Semnani-Azad et al. review the evidence on prognostic factors that predict cardiovascular disease and type 2 diabetes for women, and cardiometabolic profile in offspring subsequent to gestational diabetes. The evidence was of low quality, but some maternal characteristics were predictive of unfavourable outcomes in women and their offspring.
Francis et al. perform a systematic review and meta-analysis to evaluate studies comparing perinatal outcomes among individuals with gestational diabetes mellitus (GDM). Their review and post hoc analysis find that maternal preconception weight and non-glucose-dependent biochemical markers could be a precision diagnostic approach to reducing variability in clinical outcomes following treatment.
Bodhini et al. systematically review the evidence on sociodemographic, clinical, behavioral, and molecular factors that modify the effect of interventions for type 2 diabetes prevention. The certainty of evidence that such factors modify the effectiveness of lifestyle and behavioral interventions is low to very low.
Lim et al. perform a systematic review and meta-analysis to identify participant characteristics associated with response to gestational diabetes prevention. Characteristics such as BMI, polycystic ovary syndrome and being in the preconception phase could determine responses to certain preventive interventions.
Semple et al. review the literature to assess the effects of pharmacologic or surgical interventions in monogenic insulin resistance when stratified by genotype. The evidence guiding genotype-specific treatment of monogenic insulin resistance is of low to very low quality, but suggestive of benefits of metreleptin, thiazolidinediones, and rhIGF-1.
Felton et al. conducted a systematic review to evaluate studies testing disease-modifying therapies and features linked to treatment response for type 1 diabetes prevention. While the quality of prevention and intervention trials is found to be high, precision analyses on factors associated with treatment response are of poorer quality.
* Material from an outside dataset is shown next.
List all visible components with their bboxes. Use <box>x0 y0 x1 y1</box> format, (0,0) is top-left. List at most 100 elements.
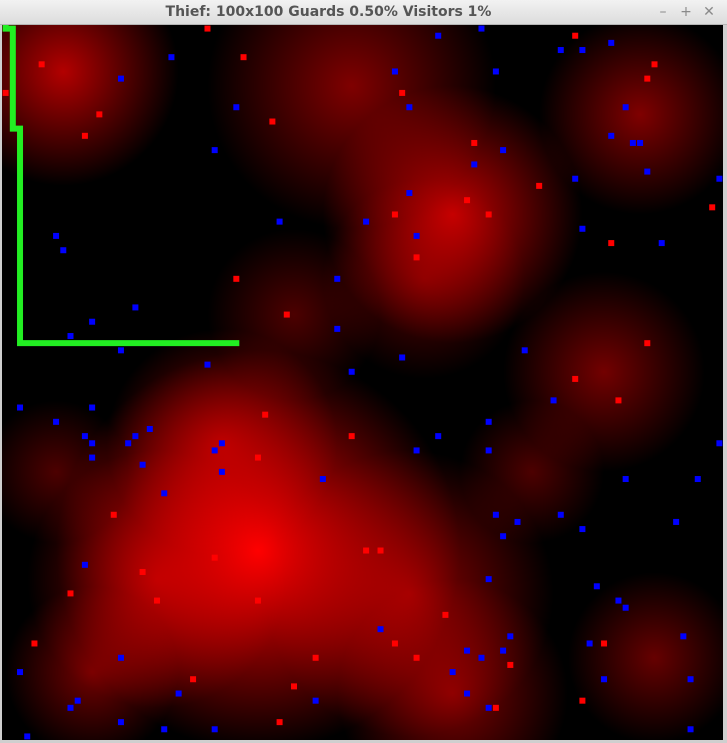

Misra, Wagner et al. systematically review if strategies to subclassify type 2 diabetes (T2D) are associated with high quality evidence and patient outcomes. Cluster-based stratification yields T2D subtypes that associate with outcomes, suggesting subclassification could have future clinical use.
Jacobsen, Sherr et al. evaluate the utility of novel technologies in the treatment of type 1 diabetes. Their systematic review finds technologies such as continuous glucose monitoring, insulin pumps, and decision support tools improve important measures (e.g., HbA1c, time in range, quality of life) allowing precision-directed uptake of technology.
Benham, Gingras, McLennan, Most, Yamamoto, Aiken et al. conduct two systematic reviews and meta-analyses to evaluate whether a precision-based medicine approach can be adopted to improve the clinical management of gestational diabetes (GDM). They find some precision markers that may improve the treatment course of GDM but further research is needed.
Murphy, Kevin, Pollin et al. perform a systematic review of the evidence on the criteria used to select individuals with diabetes for genetic testing and of the evidence for the optimal methods for variant detection in genes involved in monogenic diabetes. Based on the findings the authors make recommendations and highlight challenges for the field.
Young, McInnes, Massey et al. systematically review published studies evaluating features associated with heterogenous treatment effects for SGLT2-inhibitor and GLP1-receptor agonist therapies in people with type 2 diabetes. They find limited current evidence on treatment effect heterogeneity, for glycaemic, cardiovascular and renal outcomes.
A systematic review of evidence, across the key pillars of prevention, diagnosis, treatment and prognosis, outlines milestones that need to be met to enable the broad clinical implementation of precision medicine in diabetes care.